Rumours abounded that he had immersed himself so fully in the character that it was either now or never, kill Ziggy Stardust off or be swallowed entirely by Ziggy Stardust. Diamond Dogs (1974) gave Bowie his American breakthrough and he decided to relocate to the States. He became hugely influenced by Philadelphia soul, releasing Young Americans (1975) and gaining a No.1 single with Fame, which was co-written with John Lennon, Bowie had come back from space and conquered America.
Parading now, as the Thin White Duke, he defined his ascendancy in the game with Station to Station (1976), it made the star from the stars, a superstar.

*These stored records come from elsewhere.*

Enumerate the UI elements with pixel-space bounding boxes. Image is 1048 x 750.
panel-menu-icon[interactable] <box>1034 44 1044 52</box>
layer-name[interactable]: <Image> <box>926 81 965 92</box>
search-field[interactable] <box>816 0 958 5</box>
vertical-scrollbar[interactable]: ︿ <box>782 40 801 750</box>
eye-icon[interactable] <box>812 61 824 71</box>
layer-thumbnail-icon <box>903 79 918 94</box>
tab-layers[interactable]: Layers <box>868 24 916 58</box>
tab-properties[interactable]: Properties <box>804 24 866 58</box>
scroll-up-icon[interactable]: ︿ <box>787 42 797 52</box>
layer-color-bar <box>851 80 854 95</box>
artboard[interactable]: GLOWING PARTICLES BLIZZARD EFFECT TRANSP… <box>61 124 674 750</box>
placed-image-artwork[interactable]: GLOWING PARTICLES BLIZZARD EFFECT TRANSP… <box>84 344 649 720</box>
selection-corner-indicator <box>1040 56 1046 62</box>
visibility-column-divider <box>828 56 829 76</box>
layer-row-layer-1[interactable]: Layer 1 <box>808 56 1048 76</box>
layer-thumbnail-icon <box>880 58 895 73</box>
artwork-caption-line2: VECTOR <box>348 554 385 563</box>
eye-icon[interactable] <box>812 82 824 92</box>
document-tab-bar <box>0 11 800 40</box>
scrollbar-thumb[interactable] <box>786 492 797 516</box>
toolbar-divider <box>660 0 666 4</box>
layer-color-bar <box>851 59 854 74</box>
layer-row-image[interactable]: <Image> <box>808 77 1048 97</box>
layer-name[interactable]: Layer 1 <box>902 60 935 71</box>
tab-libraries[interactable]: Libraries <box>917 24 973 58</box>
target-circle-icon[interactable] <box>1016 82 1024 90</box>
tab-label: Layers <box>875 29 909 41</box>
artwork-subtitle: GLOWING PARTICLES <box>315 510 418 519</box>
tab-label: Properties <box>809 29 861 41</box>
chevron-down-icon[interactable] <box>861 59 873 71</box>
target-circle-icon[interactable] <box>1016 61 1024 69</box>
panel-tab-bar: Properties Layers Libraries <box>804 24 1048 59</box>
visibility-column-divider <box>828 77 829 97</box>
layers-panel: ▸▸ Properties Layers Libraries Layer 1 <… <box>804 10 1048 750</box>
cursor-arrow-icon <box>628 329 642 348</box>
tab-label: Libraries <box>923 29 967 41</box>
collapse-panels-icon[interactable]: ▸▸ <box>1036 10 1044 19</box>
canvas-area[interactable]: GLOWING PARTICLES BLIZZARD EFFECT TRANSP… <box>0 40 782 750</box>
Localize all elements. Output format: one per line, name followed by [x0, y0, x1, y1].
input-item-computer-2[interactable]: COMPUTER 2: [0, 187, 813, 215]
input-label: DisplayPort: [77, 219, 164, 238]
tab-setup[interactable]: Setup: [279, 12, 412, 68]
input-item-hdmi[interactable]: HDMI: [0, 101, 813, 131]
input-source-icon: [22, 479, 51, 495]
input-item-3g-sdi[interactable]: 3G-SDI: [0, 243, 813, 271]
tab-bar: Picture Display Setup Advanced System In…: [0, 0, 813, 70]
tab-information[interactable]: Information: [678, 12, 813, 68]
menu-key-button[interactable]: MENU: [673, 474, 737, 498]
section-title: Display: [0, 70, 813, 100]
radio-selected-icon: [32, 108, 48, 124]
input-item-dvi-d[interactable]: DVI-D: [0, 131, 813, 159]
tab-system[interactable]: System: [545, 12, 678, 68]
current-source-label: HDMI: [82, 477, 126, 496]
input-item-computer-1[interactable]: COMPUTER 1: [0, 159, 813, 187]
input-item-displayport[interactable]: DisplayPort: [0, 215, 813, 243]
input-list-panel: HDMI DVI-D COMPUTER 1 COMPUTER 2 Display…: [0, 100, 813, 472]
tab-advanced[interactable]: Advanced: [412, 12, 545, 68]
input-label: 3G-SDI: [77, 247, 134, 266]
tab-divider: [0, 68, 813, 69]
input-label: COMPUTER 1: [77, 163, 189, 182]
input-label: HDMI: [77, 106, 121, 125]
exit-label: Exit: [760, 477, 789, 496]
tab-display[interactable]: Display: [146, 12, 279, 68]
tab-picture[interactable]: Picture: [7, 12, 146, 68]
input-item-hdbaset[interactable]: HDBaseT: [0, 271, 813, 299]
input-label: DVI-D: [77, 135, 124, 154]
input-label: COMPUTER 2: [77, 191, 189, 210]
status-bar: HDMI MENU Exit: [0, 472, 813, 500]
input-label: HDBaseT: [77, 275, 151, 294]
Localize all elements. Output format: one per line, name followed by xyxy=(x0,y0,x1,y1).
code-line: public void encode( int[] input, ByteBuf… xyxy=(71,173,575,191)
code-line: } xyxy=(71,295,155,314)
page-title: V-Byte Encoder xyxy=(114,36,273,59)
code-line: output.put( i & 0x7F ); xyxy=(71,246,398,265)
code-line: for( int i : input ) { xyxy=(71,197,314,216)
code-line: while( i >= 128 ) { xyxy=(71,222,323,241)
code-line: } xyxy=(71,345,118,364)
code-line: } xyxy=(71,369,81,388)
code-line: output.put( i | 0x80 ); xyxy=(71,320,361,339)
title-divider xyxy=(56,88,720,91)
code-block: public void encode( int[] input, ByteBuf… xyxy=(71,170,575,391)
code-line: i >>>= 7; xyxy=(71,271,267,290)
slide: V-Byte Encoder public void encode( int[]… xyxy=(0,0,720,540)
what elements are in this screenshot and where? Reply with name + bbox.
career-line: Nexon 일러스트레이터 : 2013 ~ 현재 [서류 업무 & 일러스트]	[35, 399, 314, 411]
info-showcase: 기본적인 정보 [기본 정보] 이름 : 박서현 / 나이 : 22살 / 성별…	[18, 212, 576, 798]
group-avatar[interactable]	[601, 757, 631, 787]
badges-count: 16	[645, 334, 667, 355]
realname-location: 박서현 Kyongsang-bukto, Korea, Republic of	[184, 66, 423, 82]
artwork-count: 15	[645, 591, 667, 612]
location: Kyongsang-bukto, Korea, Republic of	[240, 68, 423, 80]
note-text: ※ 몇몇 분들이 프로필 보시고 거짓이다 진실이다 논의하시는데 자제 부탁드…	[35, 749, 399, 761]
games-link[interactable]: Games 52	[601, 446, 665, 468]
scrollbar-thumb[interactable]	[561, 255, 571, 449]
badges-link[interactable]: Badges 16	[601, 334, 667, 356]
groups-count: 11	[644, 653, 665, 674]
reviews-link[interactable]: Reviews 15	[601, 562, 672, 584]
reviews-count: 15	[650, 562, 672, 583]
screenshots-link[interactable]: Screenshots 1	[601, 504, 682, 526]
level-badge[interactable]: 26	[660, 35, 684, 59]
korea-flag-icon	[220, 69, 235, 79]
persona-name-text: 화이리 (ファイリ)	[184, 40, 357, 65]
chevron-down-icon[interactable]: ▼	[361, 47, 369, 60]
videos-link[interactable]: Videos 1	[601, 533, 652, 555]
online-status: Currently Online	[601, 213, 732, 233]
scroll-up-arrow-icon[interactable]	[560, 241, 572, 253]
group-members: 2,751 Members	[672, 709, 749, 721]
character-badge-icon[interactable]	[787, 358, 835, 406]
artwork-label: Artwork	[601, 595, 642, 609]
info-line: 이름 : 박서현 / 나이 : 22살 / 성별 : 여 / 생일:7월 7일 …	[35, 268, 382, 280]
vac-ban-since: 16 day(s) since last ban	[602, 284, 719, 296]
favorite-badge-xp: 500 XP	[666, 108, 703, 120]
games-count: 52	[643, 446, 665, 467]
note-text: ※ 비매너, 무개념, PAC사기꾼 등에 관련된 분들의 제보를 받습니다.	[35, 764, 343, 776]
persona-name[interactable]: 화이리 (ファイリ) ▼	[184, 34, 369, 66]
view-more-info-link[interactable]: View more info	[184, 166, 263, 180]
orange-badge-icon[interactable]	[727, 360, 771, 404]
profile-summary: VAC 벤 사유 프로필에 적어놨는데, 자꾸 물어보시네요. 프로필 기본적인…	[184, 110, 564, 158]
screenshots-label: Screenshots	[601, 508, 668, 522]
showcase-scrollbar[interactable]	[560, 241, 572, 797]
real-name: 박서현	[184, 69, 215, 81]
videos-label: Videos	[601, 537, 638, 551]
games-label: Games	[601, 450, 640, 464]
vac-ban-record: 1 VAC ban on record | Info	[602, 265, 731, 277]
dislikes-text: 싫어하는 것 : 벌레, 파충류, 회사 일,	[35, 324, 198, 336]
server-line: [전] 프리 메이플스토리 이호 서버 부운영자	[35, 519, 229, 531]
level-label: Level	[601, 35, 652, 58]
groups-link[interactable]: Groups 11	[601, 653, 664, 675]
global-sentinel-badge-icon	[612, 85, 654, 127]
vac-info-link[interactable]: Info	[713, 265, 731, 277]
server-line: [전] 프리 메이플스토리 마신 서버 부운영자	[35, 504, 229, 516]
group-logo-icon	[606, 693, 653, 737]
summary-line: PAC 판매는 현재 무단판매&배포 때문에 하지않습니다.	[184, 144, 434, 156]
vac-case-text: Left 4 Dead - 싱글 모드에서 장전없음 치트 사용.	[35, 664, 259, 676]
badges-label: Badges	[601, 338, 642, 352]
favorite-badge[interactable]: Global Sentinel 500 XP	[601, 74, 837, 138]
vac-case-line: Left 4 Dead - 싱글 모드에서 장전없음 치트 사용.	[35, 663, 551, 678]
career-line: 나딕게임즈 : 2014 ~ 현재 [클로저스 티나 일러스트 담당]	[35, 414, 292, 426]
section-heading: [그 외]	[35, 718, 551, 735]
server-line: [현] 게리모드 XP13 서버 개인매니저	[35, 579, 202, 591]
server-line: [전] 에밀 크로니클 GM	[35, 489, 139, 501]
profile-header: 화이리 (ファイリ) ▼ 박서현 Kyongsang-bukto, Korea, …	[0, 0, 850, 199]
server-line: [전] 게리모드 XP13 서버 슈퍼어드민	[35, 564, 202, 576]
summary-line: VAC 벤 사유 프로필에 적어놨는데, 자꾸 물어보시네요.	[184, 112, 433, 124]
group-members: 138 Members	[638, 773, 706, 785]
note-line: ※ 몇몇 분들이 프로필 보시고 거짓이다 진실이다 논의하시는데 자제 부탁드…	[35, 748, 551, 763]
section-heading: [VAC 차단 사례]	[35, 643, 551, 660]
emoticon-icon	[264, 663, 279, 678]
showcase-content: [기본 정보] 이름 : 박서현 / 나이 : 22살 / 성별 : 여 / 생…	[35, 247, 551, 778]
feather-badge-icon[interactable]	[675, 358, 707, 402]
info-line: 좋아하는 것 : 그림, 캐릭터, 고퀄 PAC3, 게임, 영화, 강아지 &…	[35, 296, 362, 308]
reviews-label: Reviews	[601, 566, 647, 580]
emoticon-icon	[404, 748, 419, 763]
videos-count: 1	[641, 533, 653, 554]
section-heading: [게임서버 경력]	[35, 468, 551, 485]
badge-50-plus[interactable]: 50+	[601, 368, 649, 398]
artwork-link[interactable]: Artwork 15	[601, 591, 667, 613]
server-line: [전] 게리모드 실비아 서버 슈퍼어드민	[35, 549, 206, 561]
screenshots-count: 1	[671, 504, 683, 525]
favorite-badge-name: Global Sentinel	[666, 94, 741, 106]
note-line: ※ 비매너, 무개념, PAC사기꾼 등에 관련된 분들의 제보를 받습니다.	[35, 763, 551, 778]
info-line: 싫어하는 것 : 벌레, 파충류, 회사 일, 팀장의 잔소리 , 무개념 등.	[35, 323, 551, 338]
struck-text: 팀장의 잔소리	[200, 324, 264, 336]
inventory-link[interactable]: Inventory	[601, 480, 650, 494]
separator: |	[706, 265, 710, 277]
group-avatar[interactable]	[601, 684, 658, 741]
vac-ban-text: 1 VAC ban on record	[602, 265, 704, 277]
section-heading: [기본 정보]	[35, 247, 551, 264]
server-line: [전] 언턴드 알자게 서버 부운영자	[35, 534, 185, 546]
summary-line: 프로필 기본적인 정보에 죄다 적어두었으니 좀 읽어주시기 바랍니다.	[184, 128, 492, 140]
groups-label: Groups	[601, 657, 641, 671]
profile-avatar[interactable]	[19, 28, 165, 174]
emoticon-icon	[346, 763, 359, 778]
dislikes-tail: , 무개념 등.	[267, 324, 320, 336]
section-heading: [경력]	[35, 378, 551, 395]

He lived up to the label, his debauchery is quite the legend, but true to form, the chameleon moved on, retiring to Berlin, living and working in relative seclusion. In Berlin, he studied art and began working with pioneering electronic sound musician Brian Eno. He released a trilogy of albums during his Berlin sojourn – Low (1977), Heroes (1978) and Lodger (1978).
Critics and fans alike were confused at these ground-breaking albums but his megastar status ensured they were bought and to a certain extent universally appreciated. Job done and he was on the move again, recording Scary Monsters (1980) which contained the seminal Ashes to Ashes, the space oddity continued. The eighties arrived, Bowie once again had his finger on the pulse, his Let’s Dance (1983) was commercial, overstated, inflated and plush. It’s singles were released with innovative videos, three of which became international hits – China Girl, Modern Love and Let’s Dance.